The firm, Gemesis Diamond Co., remains in business. But it's doing it out of a new office, still in east Manatee County. Plus, CEO Stephen Lux, who ran the company since November 2006, resigned just before Christmas.

Martin DeRoy, vice president of marketing at Gemesis, deferred questions to the firm's marketing company, Raleigh, N.C.-based French/West/Vaughan. DeRoy declined to comment on who the new top executive is at Gemesis or any change in the company's ownership structure. Lux, through Jan. 29, was still listed as a top officer/director for Gemesis on the Florida Department of State Division of Corporations website.

Officials with French/West/Vaughan didn't respond to written questions or phone calls for comment. DeRoy, in a statement released by French/West/Vaughan when Lux resigned Dec. 20, says “2012 has been a very exciting year of growth and learning for Gemesis. We have aligned our operations and increased marketing following a wonderful response from consumers for lab-grown diamonds.”

The company's website, further, alludes to what potentially could be a big departure from the past, when it focused sales efforts on wholesalers in the diamond industry. The new approach is retail and consumer centric, with a bridal portal and an online wish list.
The promise of Gemesis has nonetheless long outweighed sales.

The company once operated out of a 60,000-square-foot facility in Lakewood Ranch. That's where its machines replicate the conditions under which diamonds are created in nature. The machines apply about 850,000 pounds of pressure per square inch and extreme heat to a tiny synthetic or diamond.

That location is also where, in 2007, Gemesis held a much-celebrated groundbreaking. The reason: It planned to build a 31,000-square-foot expansion to meet expected increased demand.

Then, in summer 2011, the company left that building and moved into another one nearby with less than 25,000 square feet. Lux, at the time, said the new location was “more adequately sized for our business.”

Gemesis, which hasn't disclosed sales figures, has taken more hits of late.

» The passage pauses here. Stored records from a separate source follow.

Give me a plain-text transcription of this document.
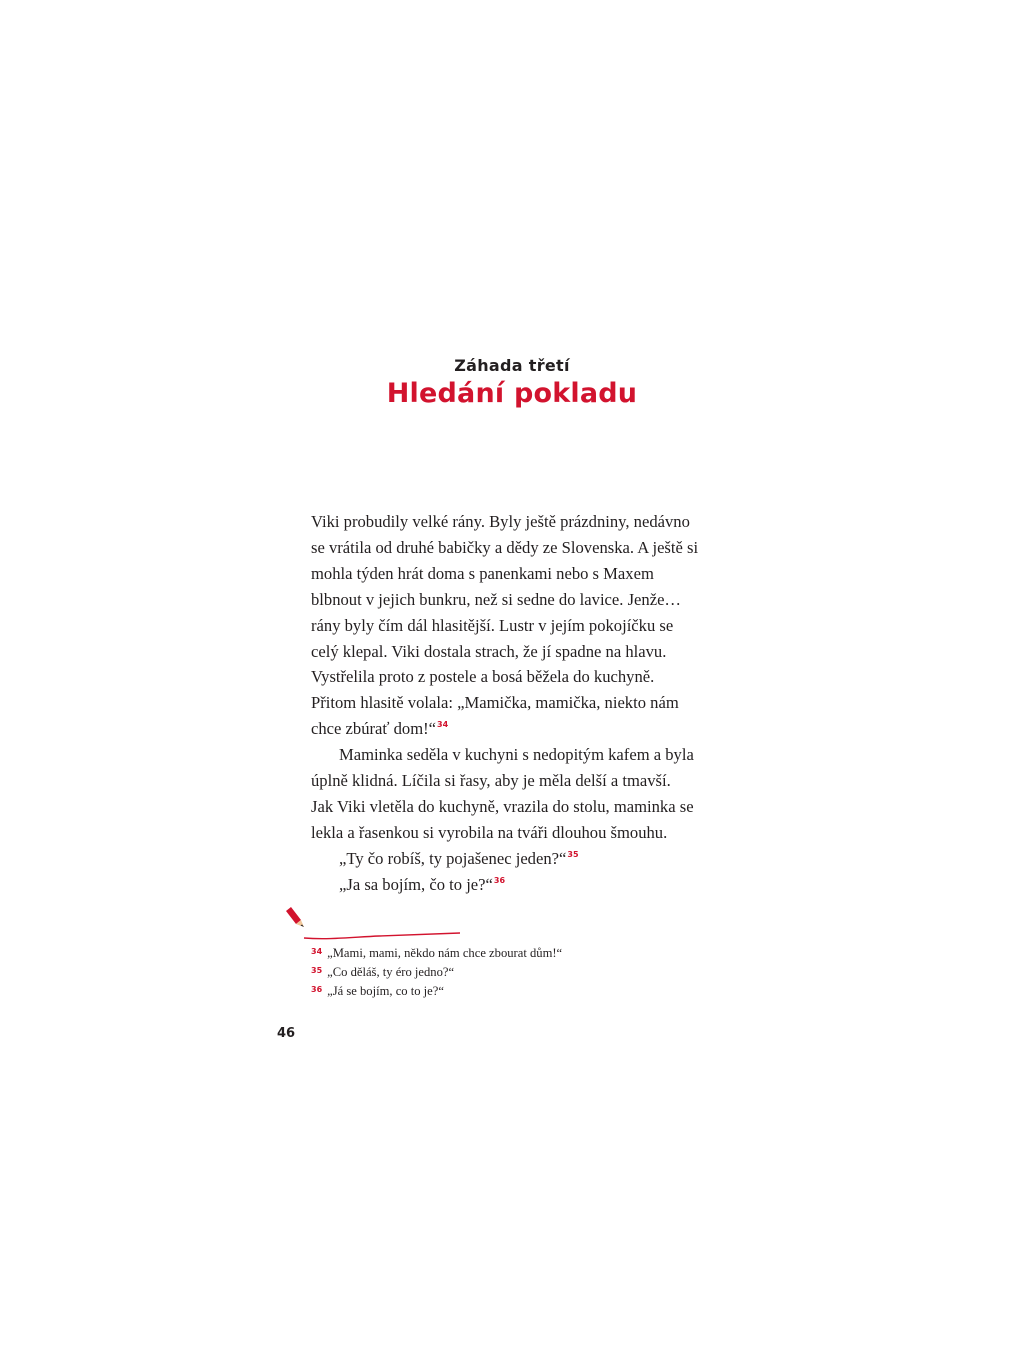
Záhada třetí
Hledání pokladu
Viki probudily velké rány. Byly ještě prázdniny, nedávno
se vrátila od druhé babičky a dědy ze Slovenska. A ještě si
mohla týden hrát doma s panenkami nebo s Maxem
blbnout v jejich bunkru, než si sedne do lavice. Jenže…
rány byly čím dál hlasitější. Lustr v jejím pokojíčku se
celý klepal. Viki dostala strach, že jí spadne na hlavu.
Vystřelila proto z postele a bosá běžela do kuchyně.
Přitom hlasitě volala: „Mamička, mamička, niekto nám
chce zbúrať dom!“$^{34}$
Maminka seděla v kuchyni s nedopitým kafem a byla
úplně klidná. Líčila si řasy, aby je měla delší a tmavší.
Jak Viki vletěla do kuchyně, vrazila do stolu, maminka se
lekla a řasenkou si vyrobila na tváři dlouhou šmouhu.
„Ty čo robíš, ty pojašenec jeden?“$^{35}$
„Ja sa bojím, čo to je?“$^{36}$
$^{34}$ „Mami, mami, někdo nám chce zbourat dům!“
$^{35}$ „Co děláš, ty éro jedno?“
$^{36}$ „Já se bojím, co to je?“
46
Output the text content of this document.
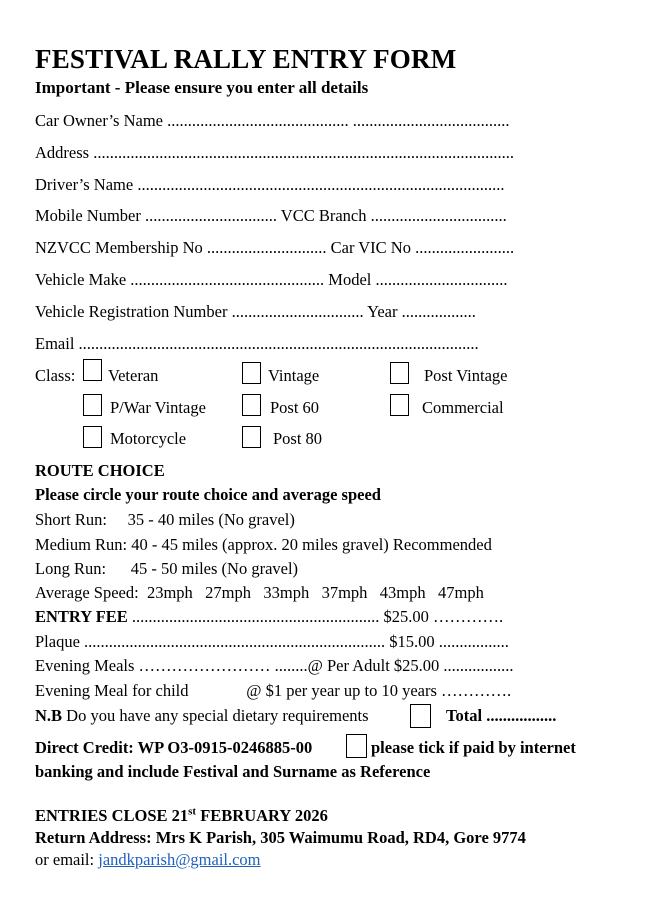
FESTIVAL RALLY ENTRY FORM
Important - Please ensure you enter all details
Car Owner’s Name ............................................ ......................................
Address ......................................................................................................
Driver’s Name .........................................................................................
Mobile Number ................................ VCC Branch .................................
NZVCC Membership No ............................. Car VIC No ........................
Vehicle Make ............................................... Model ................................
Vehicle Registration Number ................................ Year ..................
Email .................................................................................................
Class: Veteran	Vintage	Post Vintage
P/War Vintage	Post 60	Commercial
Motorcycle	Post 80
ROUTE CHOICE
Please circle your route choice and average speed
Short Run:     35 - 40 miles (No gravel)
Medium Run: 40 - 45 miles (approx. 20 miles gravel) Recommended
Long Run:      45 - 50 miles (No gravel)
Average Speed:  23mph   27mph   33mph   37mph   43mph   47mph
ENTRY FEE ............................................................ $25.00 ………….
Plaque ......................................................................... $15.00 .................
Evening Meals …………………… ........@ Per Adult $25.00 .................
Evening Meal for child              @ $1 per year up to 10 years ………….
N.B Do you have any special dietary requirements	Total .................
Direct Credit: WP O3-0915-0246885-00	please tick if paid by internet
banking and include Festival and Surname as Reference
ENTRIES CLOSE 21st FEBRUARY 2026
Return Address: Mrs K Parish, 305 Waimumu Road, RD4, Gore 9774
or email: jandkparish@gmail.com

For one, in a December article in JCK Magazine, a jewelry industry trade publication, Lux says he left the company partially because of internal distractions. The Business Observer couldn't reach Lux for comment.

The same publication, formally called Jewelers' Circular Keystone, also reported that diamond entrepreneur Jatin Mehta bought out most of the Gemesis shareholders in October. Metha was an official with Mumbai-based Winsome Diamonds through last November, according to public filings.